Crude oil at years highs - Most futures markets rally as US dollar still
Weekly Futures Report
Filed 6.25 pm Wednesday
Last Last Week
July Crude 71.29
July Heat 183.12
July XRB (Blended Gas)
Crude oil shot to a seven month high after the Department of Energy
released its current data regarding weekly supply and demand. At the same time
as crude soared higher, gasoline traded above two dollars a gallon for the first
time since October. Crude stocks dropped 4.3 million barrels to 361.6 million
barrels for the latest reporting week. The trade had been looking for increase
of a hundred thousand barrels. The report was viewed as being incredibly
bullish. The trade was also looking for increase in gasoline stocks. Crude oil
for July delivery rose almost 2%. Gasoline was higher by 2.5%. The psychology
behind this market remains positive. Gasoline prices at the pump rose to an
average of $2.62 a gallon nationwide, the highest since October. Stockpiles of
gasoline fell by 1.55 million barrels to 201.6 million barrels. Fuel demand
averaged 18.3 million barrels a day, down 6.9% from last year at this time. Fuel
imports are down 2.55 million barrels. The trade is expecting to see a reduction
in supplies during the summer as refiners continue to import less oil and work
off inventories. The weaker dollar also was a benefit to the price of crude
oil. There has been roughly an 82% correlation between the dollar and the price
of oil over the past several years. OPEC also stated that they are not going to
consider production increases until the price rises to $100 a barrel. The next
regularly scheduled OPEC meeting is September 9. Traders are now prepared to
work with a new trading range between $60 to $90 a barrel.
Last Last Week
Aug Gold 956.80
July Silver 15.20
July Platinum 1272.00
Gold turned in a lackluster session on Wednesday as a rebounding dollar
offset demand. Even though crude oil reached a new, fresh seven-month high, gold
languished by comparison. As short-term rates moved higher in the US and the
yield on the 10 year note brushed up against 4%, the dollar rebounded modestly.
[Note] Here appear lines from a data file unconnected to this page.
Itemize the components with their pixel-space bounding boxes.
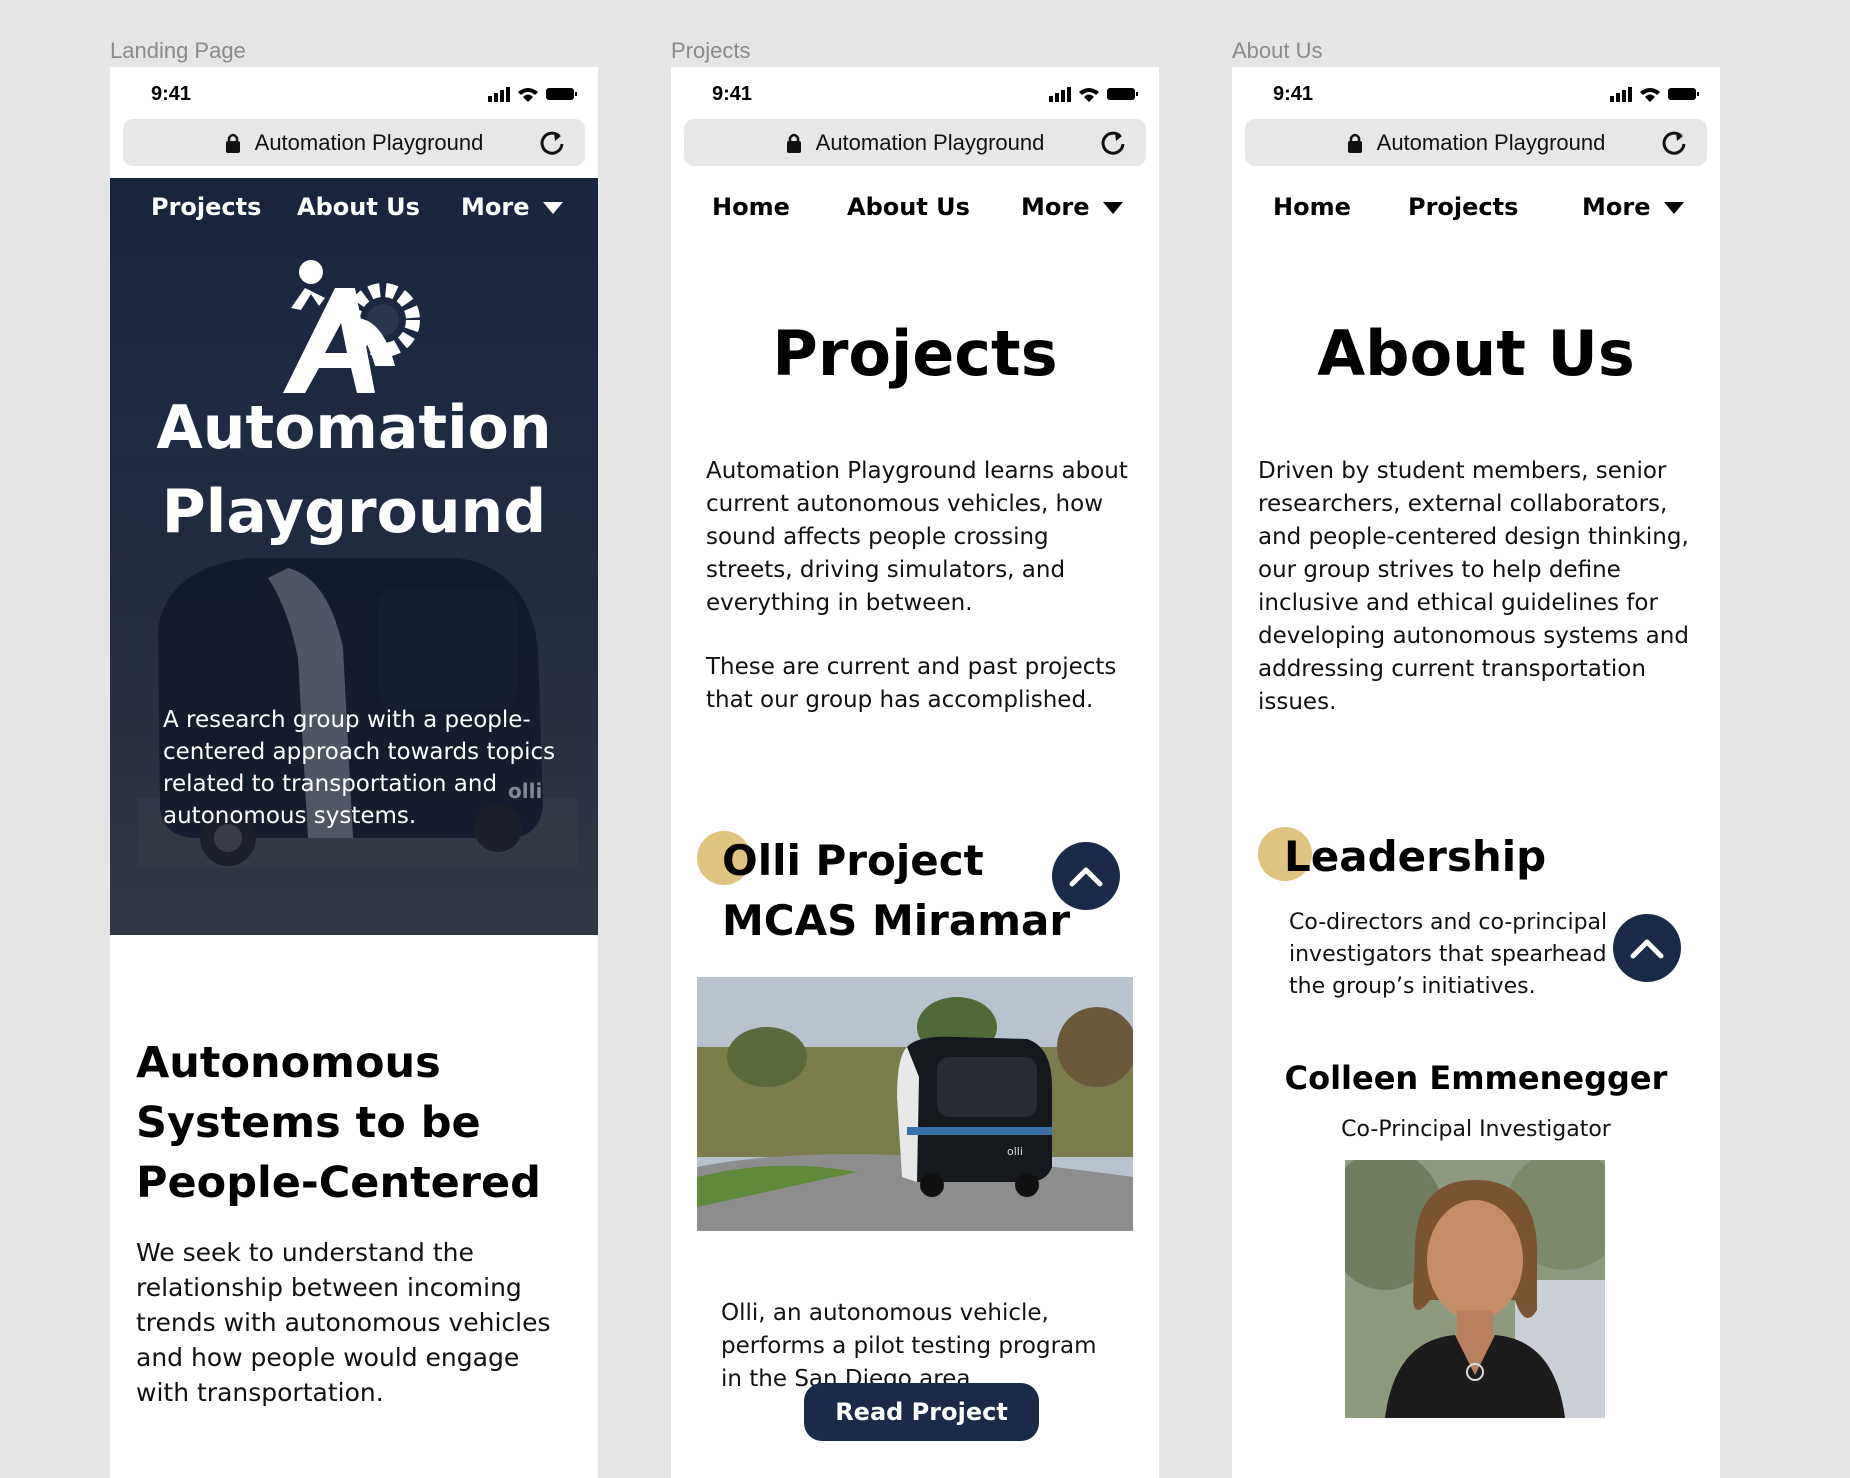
read-project-button[interactable]: Read Project — [804, 1383, 1039, 1441]
project-photo: olli — [697, 977, 1133, 1231]
about-frame: 9:41 Automation Playground Home Projects… — [1232, 67, 1720, 1478]
status-bar: 9:41 — [110, 67, 598, 117]
page-title: About Us — [1317, 317, 1635, 390]
address-bar[interactable]: Automation Playground — [123, 119, 585, 166]
projects-frame: 9:41 Automation Playground Home About Us… — [671, 67, 1159, 1478]
nav-about-us[interactable]: About Us — [297, 193, 420, 221]
section-heading-line2: Systems to be — [136, 1098, 481, 1148]
wifi-icon — [518, 88, 538, 102]
wifi-icon — [1079, 88, 1099, 102]
frame-label-projects: Projects — [671, 38, 751, 63]
nav-projects[interactable]: Projects — [1408, 193, 1518, 221]
status-icons — [488, 87, 577, 102]
frame-label-about: About Us — [1232, 38, 1323, 63]
status-bar: 9:41 — [671, 67, 1159, 117]
main-nav: Projects About Us More — [110, 177, 598, 241]
leadership-description: Co-directors and co-principal investigat… — [1289, 910, 1608, 999]
section-heading-line1: Autonomous — [136, 1038, 441, 1088]
status-time: 9:41 — [712, 83, 753, 105]
address-bar-text: Automation Playground — [815, 129, 1045, 155]
page-title: Projects — [772, 317, 1058, 390]
reload-icon[interactable] — [1661, 130, 1687, 156]
chevron-up-icon — [1630, 939, 1664, 959]
section-body: We seek to understand the relationship b… — [136, 1238, 551, 1407]
project-title: Olli Project MCAS Miramar — [722, 831, 1070, 951]
address-bar[interactable]: Automation Playground — [1245, 119, 1707, 166]
signal-icon — [1049, 87, 1071, 102]
leadership-heading: Leadership — [1284, 832, 1547, 881]
wifi-icon — [1640, 88, 1660, 102]
status-icons — [1049, 87, 1138, 102]
nav-more[interactable]: More — [1582, 193, 1685, 221]
nav-more[interactable]: More — [461, 193, 564, 221]
status-time: 9:41 — [151, 83, 192, 105]
chevron-down-icon — [1103, 202, 1124, 214]
nav-projects[interactable]: Projects — [151, 193, 261, 221]
person-name: Colleen Emmenegger — [1284, 1059, 1668, 1097]
main-nav: Home Projects More — [1232, 177, 1720, 241]
status-time: 9:41 — [1273, 83, 1314, 105]
status-bar: 9:41 — [1232, 67, 1720, 117]
svg-text:olli: olli — [1007, 1145, 1023, 1158]
hero-title-line2: Playground — [161, 477, 547, 547]
nav-more-label: More — [1582, 193, 1651, 221]
chevron-down-icon — [543, 202, 564, 214]
reload-icon[interactable] — [1100, 130, 1126, 156]
battery-icon — [1107, 88, 1138, 100]
projects-intro: Automation Playground learns about curre… — [706, 458, 1128, 616]
frame-label-landing: Landing Page — [110, 38, 246, 63]
project-title-line1: Olli Project — [722, 836, 984, 885]
nav-home[interactable]: Home — [712, 193, 790, 221]
section-heading-line3: People-Centered — [136, 1158, 541, 1208]
hero-subtitle: A research group with a people-centered … — [163, 707, 556, 829]
nav-home[interactable]: Home — [1273, 193, 1351, 221]
scroll-to-top-button[interactable] — [1052, 842, 1120, 910]
ap-logo-icon — [283, 260, 420, 393]
reload-icon[interactable] — [539, 130, 565, 156]
signal-icon — [488, 87, 510, 102]
chevron-up-icon — [1069, 867, 1103, 887]
lock-icon — [1347, 133, 1362, 153]
battery-icon — [1668, 88, 1699, 100]
person-role: Co-Principal Investigator — [1341, 1117, 1611, 1142]
nav-about-us[interactable]: About Us — [847, 193, 970, 221]
about-body: Driven by student members, senior resear… — [1258, 458, 1689, 715]
person-portrait — [1345, 1160, 1605, 1418]
hero-section: olli Automation Playground A research gr… — [110, 178, 598, 935]
main-nav: Home About Us More — [671, 177, 1159, 241]
project-title-line2: MCAS Miramar — [722, 896, 1071, 945]
battery-icon — [546, 88, 577, 100]
address-bar-text: Automation Playground — [1376, 129, 1606, 155]
chevron-down-icon — [1664, 202, 1685, 214]
nav-more-label: More — [461, 193, 530, 221]
nav-more[interactable]: More — [1021, 193, 1124, 221]
project-description: Olli, an autonomous vehicle, performs a … — [721, 1300, 1097, 1392]
signal-icon — [1610, 87, 1632, 102]
nav-more-label: More — [1021, 193, 1090, 221]
lock-icon — [786, 133, 801, 153]
hero-title-line1: Automation — [156, 393, 552, 463]
lock-icon — [225, 133, 240, 153]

Many players view the pullback in gold based on stronger dollar as temporary.
Many players believe that the amount of liquidity, 12.8 trillion dollars, that
has been pumped into the US banking system and the idea that the Federal Reserve
would be willing to monetize debt and virtually increase the money supply by
doing so will eventually create inflationary pressures in the economy. Even
though money flow remains positive, gold is having a difficult time mounting any
sort of sustained rally. Gold bugs have been somewhat disappointed to see the
price of copper and crude oil shoot higher without being able to generate enough
buying interest to participate.
July Silver 14.80
Last Last Week
July Coffee 130.15
July Sugar 15.38
Coffee fell in price in New York as the intermediate trend is now
negative. The weather continues to be favorable in Brazil. Lower prices were
blamed on profit-taking, producer selling and a generally stronger dollar.
Coffee has rallied 18% this year due to tight supplies from Central America and
Colombia. Money flow is positive in sugar. The general strength of the Goldman
Sachs Commodity Index has proved a support to most commodities.
Last Last Week
July Soybeans 12.46
July Corn 4.356
July Wheat 5.96
A stronger dollar triggered some profit-taking in corn. The market really
isn't focusing on weather as much as it's focusing on corn as being part of a
commodity asset class. Corn had been up as much as 8% this month on speculation
that planting delays would reduce acreage in yield potential. The CRB index of
19 raw materials was up 14% in May, the biggest monthly rise since July of 1974.
Prices have been under some pressure lately due to a reduction in the forecast
for livestock feed demand. Corn used to feed livestock should fall to 5.15
million bushels down from 5.3 million bushels last year at this time.
Wheat futures fell to their lowest price level in almost 3 weeks as the US
Department of Agriculture predicted that US inventories will be higher than
previously forecast next year. Futures were down 17.75 cents or 2.9% as
livestock producers look to reduce herd size.